One million fan requests snowballed into major box office receipts.
But, what’s cool is how movies boost travel and tourism.
TCI Research, which helps the tourism and travel industry with marketing and branding, noted that regions and cities that make movie-making easy through tax credits and support, will reap travel rewards by attracting first-time visitors, young travelers and multi-generational travelers.
TravelSat, which benchmarks a destination’s competitiveness, noted that since 1 in 10 visitors out of a hundred, would chose a destination based on a movie they saw, stronger links between the movie and travel and tourism industries makes big sense.
Even though using movies to promote a destination is a relatively indirect marketing strategy, in comparison to a vigorous, more direct Social Media marketing campaign, it’s an effective one, especially among the BRIC (Brazil, Russia, India and China) countries.
What are the stand-out movies that most contributed to tourism’s coffers?
As We Travel cited a few that created a tourism boomlet.
• Mamma Mia! did wonders for Greece, and Lord of the Rings and Narnia gave New Zealand tourism a huge boost.
It seems the mayor of the Greek island of Skopelos, the setting for Mamma Mia!, said the phones didn’t stop ringing after the movie’s debut, and the tourism surge actually had the locals concerned about destruction of the island’s beauty and quality of life.
• The small town of Forks, Washington, the scene of the Twilight Saga, experienced a huge 1000% increase in lodgings as a result of the movie, and The Beach caused such a massive increase in tourism in Thailand, the area suffered serious coral reef damage and overfishing.
The impact of travel and tourism on a destination is a mixed blessing.

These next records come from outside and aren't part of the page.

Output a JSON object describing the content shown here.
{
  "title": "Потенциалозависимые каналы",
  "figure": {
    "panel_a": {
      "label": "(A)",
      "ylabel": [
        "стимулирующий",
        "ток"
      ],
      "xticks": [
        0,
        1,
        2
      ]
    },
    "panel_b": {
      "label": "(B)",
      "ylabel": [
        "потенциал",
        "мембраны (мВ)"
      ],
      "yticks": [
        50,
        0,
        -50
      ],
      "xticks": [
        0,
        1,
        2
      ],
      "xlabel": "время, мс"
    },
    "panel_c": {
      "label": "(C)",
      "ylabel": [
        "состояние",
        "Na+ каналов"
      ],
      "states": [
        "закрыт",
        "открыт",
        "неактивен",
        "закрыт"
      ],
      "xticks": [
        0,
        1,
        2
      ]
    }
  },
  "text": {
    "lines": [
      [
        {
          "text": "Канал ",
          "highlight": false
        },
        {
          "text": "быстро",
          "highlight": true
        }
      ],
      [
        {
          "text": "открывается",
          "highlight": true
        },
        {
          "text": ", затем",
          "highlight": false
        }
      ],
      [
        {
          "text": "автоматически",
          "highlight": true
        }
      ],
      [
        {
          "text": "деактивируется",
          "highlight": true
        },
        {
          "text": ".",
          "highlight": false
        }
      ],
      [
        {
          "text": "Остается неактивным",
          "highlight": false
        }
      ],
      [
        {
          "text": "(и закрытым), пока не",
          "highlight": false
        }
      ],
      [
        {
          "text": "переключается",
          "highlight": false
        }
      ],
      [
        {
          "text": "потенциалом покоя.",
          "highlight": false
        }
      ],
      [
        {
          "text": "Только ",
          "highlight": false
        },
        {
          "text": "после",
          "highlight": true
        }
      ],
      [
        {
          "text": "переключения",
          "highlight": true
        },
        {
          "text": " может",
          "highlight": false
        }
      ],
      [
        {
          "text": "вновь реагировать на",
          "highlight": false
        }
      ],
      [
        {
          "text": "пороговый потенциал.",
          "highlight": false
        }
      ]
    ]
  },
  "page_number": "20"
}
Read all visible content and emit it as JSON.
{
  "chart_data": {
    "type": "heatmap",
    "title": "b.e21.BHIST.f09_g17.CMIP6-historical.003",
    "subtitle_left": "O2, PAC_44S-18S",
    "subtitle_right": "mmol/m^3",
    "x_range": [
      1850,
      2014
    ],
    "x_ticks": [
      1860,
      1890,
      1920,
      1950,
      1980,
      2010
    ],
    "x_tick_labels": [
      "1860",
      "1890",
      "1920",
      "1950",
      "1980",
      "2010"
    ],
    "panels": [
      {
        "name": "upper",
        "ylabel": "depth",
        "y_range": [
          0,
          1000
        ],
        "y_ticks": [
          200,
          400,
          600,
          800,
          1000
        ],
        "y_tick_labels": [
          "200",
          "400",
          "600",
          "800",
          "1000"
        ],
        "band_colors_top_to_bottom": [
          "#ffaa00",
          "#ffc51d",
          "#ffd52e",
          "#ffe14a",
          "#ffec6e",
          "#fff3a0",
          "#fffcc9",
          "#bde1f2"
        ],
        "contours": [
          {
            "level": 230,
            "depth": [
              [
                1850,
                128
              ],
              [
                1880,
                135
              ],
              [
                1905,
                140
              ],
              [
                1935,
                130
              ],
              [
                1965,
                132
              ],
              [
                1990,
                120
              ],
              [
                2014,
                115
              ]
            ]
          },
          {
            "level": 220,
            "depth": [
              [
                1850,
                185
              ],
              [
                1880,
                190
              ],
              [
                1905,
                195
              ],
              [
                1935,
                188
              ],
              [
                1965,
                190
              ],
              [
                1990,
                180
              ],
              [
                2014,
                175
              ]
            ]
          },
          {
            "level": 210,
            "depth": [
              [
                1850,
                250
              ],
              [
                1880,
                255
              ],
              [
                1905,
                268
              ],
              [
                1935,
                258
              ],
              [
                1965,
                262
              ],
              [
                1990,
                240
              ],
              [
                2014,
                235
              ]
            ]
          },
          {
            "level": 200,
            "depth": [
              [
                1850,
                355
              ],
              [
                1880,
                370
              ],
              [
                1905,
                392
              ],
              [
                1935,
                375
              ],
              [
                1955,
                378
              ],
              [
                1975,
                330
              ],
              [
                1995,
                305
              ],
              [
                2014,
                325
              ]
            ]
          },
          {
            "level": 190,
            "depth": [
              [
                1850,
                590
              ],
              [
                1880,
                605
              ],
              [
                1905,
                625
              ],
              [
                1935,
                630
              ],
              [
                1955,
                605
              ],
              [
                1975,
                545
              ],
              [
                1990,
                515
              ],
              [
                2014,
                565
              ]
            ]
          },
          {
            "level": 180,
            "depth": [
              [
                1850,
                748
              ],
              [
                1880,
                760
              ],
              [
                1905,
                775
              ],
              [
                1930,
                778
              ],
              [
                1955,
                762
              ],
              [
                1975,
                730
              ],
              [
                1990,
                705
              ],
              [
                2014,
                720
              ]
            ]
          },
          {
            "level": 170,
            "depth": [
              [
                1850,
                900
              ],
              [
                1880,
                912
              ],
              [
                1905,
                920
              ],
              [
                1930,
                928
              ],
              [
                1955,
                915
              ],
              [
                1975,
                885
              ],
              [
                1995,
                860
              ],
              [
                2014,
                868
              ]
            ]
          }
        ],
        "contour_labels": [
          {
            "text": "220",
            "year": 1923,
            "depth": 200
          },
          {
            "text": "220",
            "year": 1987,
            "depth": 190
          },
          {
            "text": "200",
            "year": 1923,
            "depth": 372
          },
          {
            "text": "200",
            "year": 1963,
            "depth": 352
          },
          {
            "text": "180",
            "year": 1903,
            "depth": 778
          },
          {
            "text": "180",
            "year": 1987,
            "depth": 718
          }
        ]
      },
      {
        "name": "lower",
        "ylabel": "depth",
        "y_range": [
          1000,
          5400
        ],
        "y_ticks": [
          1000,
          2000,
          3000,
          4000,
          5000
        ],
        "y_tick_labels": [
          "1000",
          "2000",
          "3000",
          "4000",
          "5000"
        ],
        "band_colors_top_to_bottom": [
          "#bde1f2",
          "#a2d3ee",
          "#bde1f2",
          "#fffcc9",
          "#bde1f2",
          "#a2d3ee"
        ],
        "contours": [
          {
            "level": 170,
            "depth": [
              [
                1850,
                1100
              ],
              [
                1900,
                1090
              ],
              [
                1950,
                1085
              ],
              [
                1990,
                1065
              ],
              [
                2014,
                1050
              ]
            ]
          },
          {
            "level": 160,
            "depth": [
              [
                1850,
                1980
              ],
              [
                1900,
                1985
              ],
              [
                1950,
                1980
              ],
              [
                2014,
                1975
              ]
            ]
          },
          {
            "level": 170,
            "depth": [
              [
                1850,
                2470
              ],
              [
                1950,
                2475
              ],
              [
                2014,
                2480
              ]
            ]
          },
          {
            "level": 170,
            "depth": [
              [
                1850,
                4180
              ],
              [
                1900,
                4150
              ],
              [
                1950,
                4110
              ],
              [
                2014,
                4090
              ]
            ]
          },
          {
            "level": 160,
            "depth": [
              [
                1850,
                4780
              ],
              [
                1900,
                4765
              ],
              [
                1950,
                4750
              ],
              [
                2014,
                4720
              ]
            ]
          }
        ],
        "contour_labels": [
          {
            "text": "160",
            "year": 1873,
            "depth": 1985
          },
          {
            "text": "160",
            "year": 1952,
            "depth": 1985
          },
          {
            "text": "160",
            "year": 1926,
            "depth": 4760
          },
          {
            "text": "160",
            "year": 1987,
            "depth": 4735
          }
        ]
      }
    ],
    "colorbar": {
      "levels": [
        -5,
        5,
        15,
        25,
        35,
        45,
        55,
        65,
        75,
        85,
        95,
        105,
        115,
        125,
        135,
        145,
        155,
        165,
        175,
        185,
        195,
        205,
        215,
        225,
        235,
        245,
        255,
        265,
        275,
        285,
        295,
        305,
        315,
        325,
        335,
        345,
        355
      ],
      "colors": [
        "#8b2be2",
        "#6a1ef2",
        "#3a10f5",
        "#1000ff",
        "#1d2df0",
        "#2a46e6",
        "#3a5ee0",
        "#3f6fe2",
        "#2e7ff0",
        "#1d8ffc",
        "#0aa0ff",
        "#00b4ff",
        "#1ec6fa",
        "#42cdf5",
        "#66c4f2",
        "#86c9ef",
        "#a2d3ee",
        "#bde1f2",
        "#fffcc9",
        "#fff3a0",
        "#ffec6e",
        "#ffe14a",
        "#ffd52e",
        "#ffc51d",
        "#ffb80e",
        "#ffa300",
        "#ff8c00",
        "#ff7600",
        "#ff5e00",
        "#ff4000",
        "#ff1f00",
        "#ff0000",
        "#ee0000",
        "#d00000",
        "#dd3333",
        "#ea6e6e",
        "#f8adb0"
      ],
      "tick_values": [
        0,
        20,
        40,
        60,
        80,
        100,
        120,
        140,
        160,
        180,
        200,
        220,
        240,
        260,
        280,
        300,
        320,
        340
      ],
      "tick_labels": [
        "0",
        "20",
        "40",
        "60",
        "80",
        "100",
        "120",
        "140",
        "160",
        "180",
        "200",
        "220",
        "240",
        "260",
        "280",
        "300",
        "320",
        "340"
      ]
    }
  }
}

Granted the economies benefit; often the ecologies suffer. The increasing popularity of ecotourism, in part, is a reaction against the inevitable upset huge numbers of travelers cause.
There is no shortage of opinions about the affect other movies have had on choosing a destination. Many say Bruges was a big motivator to visit Belgium (I loved it) and Braveheart did wonders for Scotland.
On the other hand, we’re glad to see Turkey recovered from the devastatingly negative impact The Midnight Express had on its travel and tourism industry.